If women activists and politicians find that violence and threats are common, so do many ordinary women as they seek to conduct their daily lives. An estimated 80 percent of all Afghan women have been accused at least informally of zina, or nonmarital sexual activity, she said, which under Islamic law can be punished by whippings or death.

Although zina is considered by many Muslim scholars to have a narrow definition and high standards of proof, in Afghanistan a wide scope of behaviors, from talking to a shopkeeper to resisting a forced marriage, can be seen as zina and serve as excuses for domestic violence or criminal charges.

The Afghan Constitution gives a number of rights to women, including political seats, but also prohibits any law or practice that contradicts Islamic values, Sajjad noted. How that can be interpreted in the Afghan context, she said, is “frightening.”

Moderator Nawal Mustafa ’08 asked if any organizing is being done by women to address misinterpretations of sharia, the Islamic law being used as a basis for denying rights to women. Sajjad said that while it wasn’t impossible, “tackling sharia is very sensitive.”

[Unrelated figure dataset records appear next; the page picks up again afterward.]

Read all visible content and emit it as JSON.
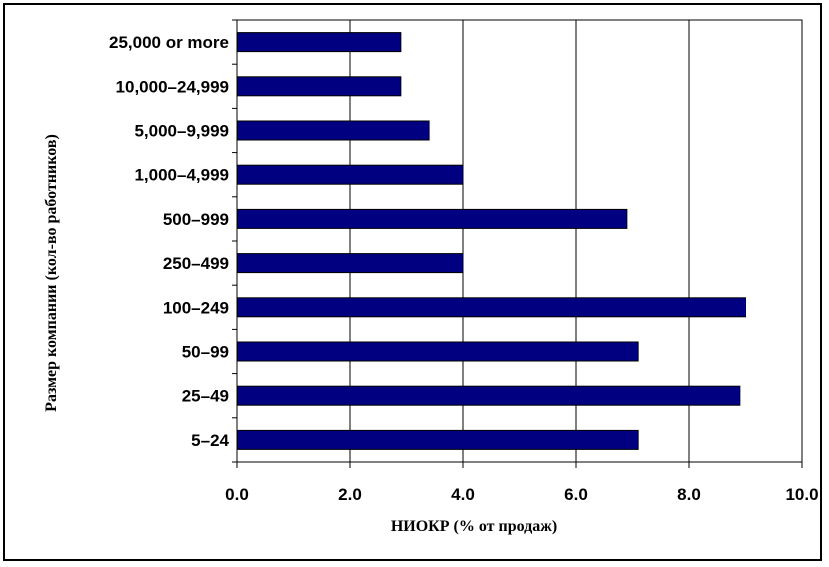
{
  "chart_data": {
    "type": "bar",
    "orientation": "horizontal",
    "categories": [
      "5–24",
      "25–49",
      "50–99",
      "100–249",
      "250–499",
      "500–999",
      "1,000–4,999",
      "5,000–9,999",
      "10,000–24,999",
      "25,000 or more"
    ],
    "values": [
      7.1,
      8.9,
      7.1,
      9.0,
      4.0,
      6.9,
      4.0,
      3.4,
      2.9,
      2.9
    ],
    "xlabel": "НИОКР (% от продаж)",
    "ylabel": "Размер компании (кол-во работников)",
    "xlim": [
      0,
      10
    ],
    "xticks": [
      "0.0",
      "2.0",
      "4.0",
      "6.0",
      "8.0",
      "10.0"
    ],
    "grid": "vertical",
    "bar_color": "#000080"
  }
}
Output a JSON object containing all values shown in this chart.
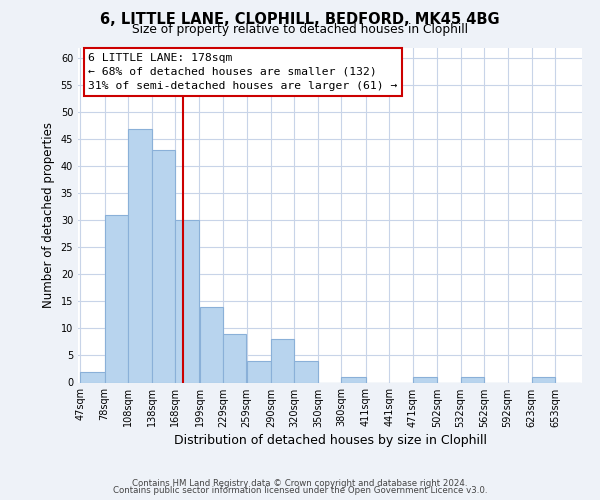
{
  "title": "6, LITTLE LANE, CLOPHILL, BEDFORD, MK45 4BG",
  "subtitle": "Size of property relative to detached houses in Clophill",
  "xlabel": "Distribution of detached houses by size in Clophill",
  "ylabel": "Number of detached properties",
  "bin_labels": [
    "47sqm",
    "78sqm",
    "108sqm",
    "138sqm",
    "168sqm",
    "199sqm",
    "229sqm",
    "259sqm",
    "290sqm",
    "320sqm",
    "350sqm",
    "380sqm",
    "411sqm",
    "441sqm",
    "471sqm",
    "502sqm",
    "532sqm",
    "562sqm",
    "592sqm",
    "623sqm",
    "653sqm"
  ],
  "bin_edges": [
    47,
    78,
    108,
    138,
    168,
    199,
    229,
    259,
    290,
    320,
    350,
    380,
    411,
    441,
    471,
    502,
    532,
    562,
    592,
    623,
    653,
    684
  ],
  "bar_heights": [
    2,
    31,
    47,
    43,
    30,
    14,
    9,
    4,
    8,
    4,
    0,
    1,
    0,
    0,
    1,
    0,
    1,
    0,
    0,
    1,
    0
  ],
  "bar_color": "#b8d4ee",
  "bar_edge_color": "#8ab0d8",
  "vline_x": 178,
  "vline_color": "#cc0000",
  "ann_line1": "6 LITTLE LANE: 178sqm",
  "ann_line2": "← 68% of detached houses are smaller (132)",
  "ann_line3": "31% of semi-detached houses are larger (61) →",
  "ylim": [
    0,
    62
  ],
  "yticks": [
    0,
    5,
    10,
    15,
    20,
    25,
    30,
    35,
    40,
    45,
    50,
    55,
    60
  ],
  "footer_line1": "Contains HM Land Registry data © Crown copyright and database right 2024.",
  "footer_line2": "Contains public sector information licensed under the Open Government Licence v3.0.",
  "bg_color": "#eef2f8",
  "plot_bg_color": "#ffffff",
  "grid_color": "#c8d4e8"
}
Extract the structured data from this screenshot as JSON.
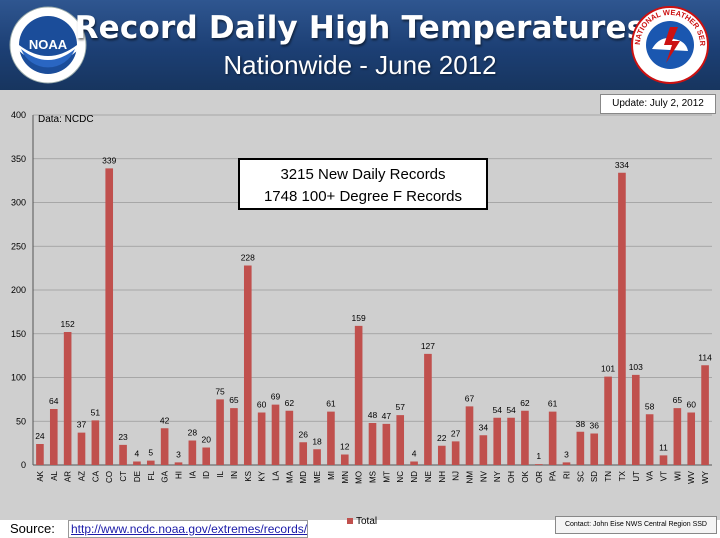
{
  "header": {
    "title": "Record Daily High Temperatures",
    "subtitle": "Nationwide - June 2012"
  },
  "logos": {
    "noaa_text": "NOAA",
    "nws_text": "NATIONAL WEATHER SERVICE"
  },
  "update": "Update: July 2, 2012",
  "data_source": "Data: NCDC",
  "records_box": {
    "line1": "3215 New Daily Records",
    "line2": "1748 100+ Degree F Records"
  },
  "legend": {
    "label": "Total"
  },
  "contact": "Contact: John Eise NWS Central Region SSD",
  "footer": {
    "source_label": "Source:",
    "source_url": "http://www.ncdc.noaa.gov/extremes/records/"
  },
  "colors": {
    "bar": "#c0504d",
    "plot_bg": "#cfcfcf",
    "header_bg": "#1f3f73"
  },
  "chart_data": {
    "type": "bar",
    "title": "Record Daily High Temperatures",
    "subtitle": "Nationwide - June 2012",
    "xlabel": "",
    "ylabel": "",
    "ylim": [
      0,
      400
    ],
    "yticks": [
      0,
      50,
      100,
      150,
      200,
      250,
      300,
      350,
      400
    ],
    "grid": true,
    "legend": "bottom",
    "categories": [
      "AK",
      "AL",
      "AR",
      "AZ",
      "CA",
      "CO",
      "CT",
      "DE",
      "FL",
      "GA",
      "HI",
      "IA",
      "ID",
      "IL",
      "IN",
      "KS",
      "KY",
      "LA",
      "MA",
      "MD",
      "ME",
      "MI",
      "MN",
      "MO",
      "MS",
      "MT",
      "NC",
      "ND",
      "NE",
      "NH",
      "NJ",
      "NM",
      "NV",
      "NY",
      "OH",
      "OK",
      "OR",
      "PA",
      "RI",
      "SC",
      "SD",
      "TN",
      "TX",
      "UT",
      "VA",
      "VT",
      "WI",
      "WV",
      "WY"
    ],
    "series": [
      {
        "name": "Total",
        "values": [
          24,
          64,
          152,
          37,
          51,
          339,
          23,
          4,
          5,
          42,
          3,
          28,
          20,
          75,
          65,
          228,
          60,
          69,
          62,
          26,
          18,
          61,
          12,
          159,
          48,
          47,
          57,
          4,
          127,
          22,
          27,
          67,
          34,
          54,
          54,
          62,
          1,
          61,
          3,
          38,
          36,
          101,
          334,
          103,
          58,
          11,
          65,
          60,
          114
        ]
      }
    ]
  }
}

Women and men who question the extremist interpretation may be able to make inroads over time by showing how sharia can be interpreted to permit education and bar domestic violence. “But you’re working with a cultural mentality here,” Sajjad said. “You can’t change the mentality of men who beat their wives, or brothers who kills their sisters, if men in the police force aren’t getting the training that no matter what they may think, it’s against the law.”

In spite of the dangers of participating in politics or pressing to have one’s rights recognized in such an environment, women are taking strides, Sajjad said, in “transcending the private sphere and entering the public sphere.” Hundreds of women competed for the 68 seats reserved for women in Afghanistan’s 249-seat People’s Council under the 2004 constitution, she noted. Younger women in particular, she said, constitute a potential power base for a better future.

Sajjad is a doctoral student at the School of International Service and the Afghanistan fellow at Global Rights, a human rights advocacy group. Mustafa is director of International Issues for the Women’s Initiative of AU’s Student Government. The forum is part of a class taught by SIS professor Julie Mertus, Gender and Conflict, and is also open to the public.

The talk was sponsored by the Women’s Initiative; the Society for Peace and Conflict Resolution; the Ethics, Peace and Global Affairs Program; the Center for Global Peace; and the IPCR Program.